2014 Earth Aware Vehicle Buyer's Guide
Featuring Top 10 Green SUVs & CUVs
2014 VW Touareg Hybrid Road Test Review
by Martha Hindes
Road & Travel Magazine's Top 10 Picks
What's not to love about a diesel? Who can tell by looking if that's what you're driving. There aren't any awkward bulges, fuel caps in curious places (like the one stashed in the nose of the all-electric Nissan Leaf), or a lack of a tailpipe -- a dead giveaway if it has solely electrified green innards. Nope. No lightning bolts suggesting that something akin to the Norse god Thor was putting the thunder under this hood. Despite its green nature, you simply can't tell from the appearance there's anything different about the 2014 Volkswagen Touareg TDI Clean Diesel Sport Utility Vehicle.
Until you get it out on the road.
If we had to choose a single descriptor for the diesel-powered Touareg, it would have to be "sweet." During our road test it took us about a nano-second to determine this was a vehicle we could live with for the long haul. And that's not just referring to the length of an extended trip.

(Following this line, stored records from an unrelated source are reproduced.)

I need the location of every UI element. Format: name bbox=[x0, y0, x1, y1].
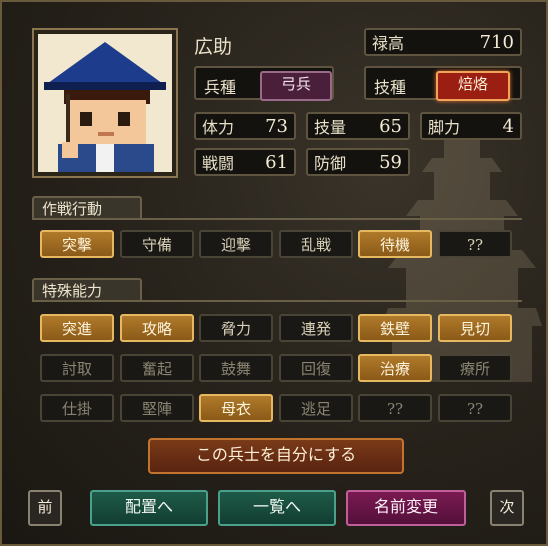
stat-value: 61 bbox=[265, 151, 288, 173]
stat-kyakuryoku: 脚力 4 bbox=[420, 112, 522, 140]
stat-label: 体力 bbox=[202, 118, 235, 137]
ability-button[interactable]: 奮起 bbox=[120, 354, 194, 382]
soldier-portrait bbox=[38, 34, 172, 172]
rename-button[interactable]: 名前変更 bbox=[346, 490, 466, 526]
ability-button[interactable]: 治療 bbox=[358, 354, 432, 382]
tactic-button[interactable]: 待機 bbox=[358, 230, 432, 258]
ability-button[interactable]: 脅力 bbox=[199, 314, 273, 342]
archer-portrait-icon bbox=[38, 34, 172, 172]
stipend-value: 710 bbox=[479, 31, 514, 53]
deploy-button[interactable]: 配置へ bbox=[90, 490, 208, 526]
prev-button[interactable]: 前 bbox=[28, 490, 62, 526]
skill-type-label: 技種 bbox=[374, 78, 407, 97]
stipend-box: 禄高 710 bbox=[364, 28, 522, 56]
list-button[interactable]: 一覧へ bbox=[218, 490, 336, 526]
tactic-button[interactable]: 乱戦 bbox=[279, 230, 353, 258]
ability-button[interactable]: 攻略 bbox=[120, 314, 194, 342]
skill-type-tag: 焙烙 bbox=[436, 71, 510, 101]
ability-button[interactable]: 母衣 bbox=[199, 394, 273, 422]
unit-type-box: 兵種 弓兵 bbox=[194, 66, 334, 101]
stat-value: 65 bbox=[379, 115, 402, 137]
stat-value: 4 bbox=[502, 115, 514, 137]
tactics-section-title: 作戦行動 bbox=[32, 196, 142, 220]
stat-value: 73 bbox=[265, 115, 288, 137]
ability-button[interactable]: 鼓舞 bbox=[199, 354, 273, 382]
tactic-button[interactable]: 突撃 bbox=[40, 230, 114, 258]
unit-name: 広助 bbox=[194, 36, 233, 58]
tactic-button[interactable]: 迎撃 bbox=[199, 230, 273, 258]
stat-label: 戦闘 bbox=[202, 154, 235, 173]
stat-giryou: 技量 65 bbox=[306, 112, 410, 140]
divider bbox=[32, 300, 522, 302]
ability-button[interactable]: 鉄壁 bbox=[358, 314, 432, 342]
tactic-button[interactable]: ?? bbox=[438, 230, 512, 258]
stat-bougyo: 防御 59 bbox=[306, 148, 410, 176]
ability-button[interactable]: 回復 bbox=[279, 354, 353, 382]
ability-button[interactable]: 逃足 bbox=[279, 394, 353, 422]
stat-sentou: 戦闘 61 bbox=[194, 148, 296, 176]
ability-button[interactable]: ?? bbox=[438, 394, 512, 422]
stat-value: 59 bbox=[379, 151, 402, 173]
stipend-label: 禄高 bbox=[372, 34, 405, 53]
abilities-section-title: 特殊能力 bbox=[32, 278, 142, 302]
make-own-soldier-button[interactable]: この兵士を自分にする bbox=[148, 438, 404, 474]
ability-button[interactable]: 見切 bbox=[438, 314, 512, 342]
next-button[interactable]: 次 bbox=[490, 490, 524, 526]
tactic-button[interactable]: 守備 bbox=[120, 230, 194, 258]
stat-label: 技量 bbox=[314, 118, 347, 137]
ability-button[interactable]: 堅陣 bbox=[120, 394, 194, 422]
ability-button[interactable]: 突進 bbox=[40, 314, 114, 342]
skill-type-box: 技種 焙烙 bbox=[364, 66, 522, 101]
ability-button[interactable]: 療所 bbox=[438, 354, 512, 382]
unit-detail-panel: 広助 禄高 710 兵種 弓兵 技種 焙烙 体力 73 技量 65 脚力 4 戦… bbox=[0, 0, 548, 546]
portrait-frame bbox=[32, 28, 178, 178]
stat-tairyoku: 体力 73 bbox=[194, 112, 296, 140]
ability-button[interactable]: 仕掛 bbox=[40, 394, 114, 422]
ability-button[interactable]: ?? bbox=[358, 394, 432, 422]
stat-label: 脚力 bbox=[428, 118, 461, 137]
divider bbox=[32, 218, 522, 220]
ability-button[interactable]: 討取 bbox=[40, 354, 114, 382]
unit-type-tag: 弓兵 bbox=[260, 71, 332, 101]
stat-label: 防御 bbox=[314, 154, 347, 173]
unit-type-label: 兵種 bbox=[204, 78, 237, 97]
ability-button[interactable]: 連発 bbox=[279, 314, 353, 342]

Paved road driving was a pleasure, with easy handling, responsive steering, authority in wending its way through rush hour traffic and all with the polish of a sophisticated pro.
Behind the wheel, the smoothness of the 240-horsepower, 3.0-liter turbo-diesel (TDI) V6, guided by a compliant 8-speed Tiptronic automatic transmission, was immediately apparent. Touch the accelerator and it responds with the authority of well-toned abs. Major grunt comes in the 406-lb. ft. of torque that can give the Touareg a talent that's been forgotten by an increasing number of one-time sport utility vehicles as they morph into crossover utility territory that too often feels like a tall wagon that took its morning ration of kiddie vitamins. Where many of those might have a hard time negotiating a gravel surfaced detour during summertime orange barrel construction season, the Touareg has retained its brawn, despite being disguised behind the civility of a clean-lined, yet non-combative exterior.
Volkswagen, the company that always seems to develop a complicated or unusual name when a simple one could do, has dubbed its permanent all-wheel-drive system 4Motion. But maybe better to remember it by. In this case. all four trim levels -- Sport, Lux (VW's abbreviation, not ours), Executive and newly-added R-Line (the one VW provided for our test drive) have the system as standard equipment. There's nothing space age about the Touareg's appearance. A mid-size utility vehicle for five, it hasn't abandoned the idea that a vehicle with sport in its name probably would be used beyond the limitations of finding the best parking spot in a shopping mall lot. And that even includes a foray into untamed wilderness areas long considered the exclusive haunting grounds of a couple of famed SUV names.
And so it retains the somewhat subdued yet functional lines that enhance its purpose. Don't expect this one to look dated or passé in a year or two. Same with the well-executed, luxury-touched interior that doesn't overwhelm one with garish gadgets. Here everything makes sense, is easily accessed and doesn't disturb the psyche with iPad-like imagery gone wild. Everything looks and feels quality.
We expected some fun with newly-added R-Line trim for 2014 and got it. We also got a truly luxurious Black Anthracite interior, with complete, usable but not overwhelming electronics, And we got a Cool Silver Metallic exterior, 20-inch "Mallory" aluminum alloy wheels and a first-aid kit lest anyone doubt its untamed wanderlust credentials.
And not to worry. We're not off-track in our green grading.
Pine forests and LA suburbs should appreciate the nature of the beast that keeps nature in focus. That's from the clean diesel technology designed to scrub pollutants out of exhaust before it can contaminate the atmosphere. The Touareg TDI uses only ultra-low-sulfur diesel fuel. Mileage isn't bad either considering its workhorse and sporting capabilities, with our R-Line earning 20-MPG city and 29-highway. For those with a need to drag something behind it, the Touareg can handle the job nicely, with a tow rating of 7,716 lbs.
Now comes the gotcha. One can't expect to buy a luxuriously outfitted clean diesel for pennies on the dollar. And they won't. The Manufacturers Suggested Retail Price of our test model was $57,615, plus $910 in destination charges. Knowing diesels can last years longer than internal combustion engines, takes out some of the sting. And a loaded Touareg gasoline hybrid version that debuted last year, earning a 24-MPG highway mileage rating, has a sticker of $64,170.
Besides upmarket leather seating and special design touches our R-Line TDI pricing gave us a navigation system, panoramic sunroof, push button start, media device interface, heatable exterior mirrors with memory, 12-way power, heatable front seats, Bi-Xenon headlamps with LED daytime running lights and fog lights.
We can think of worse ways to do our part in saving the environment.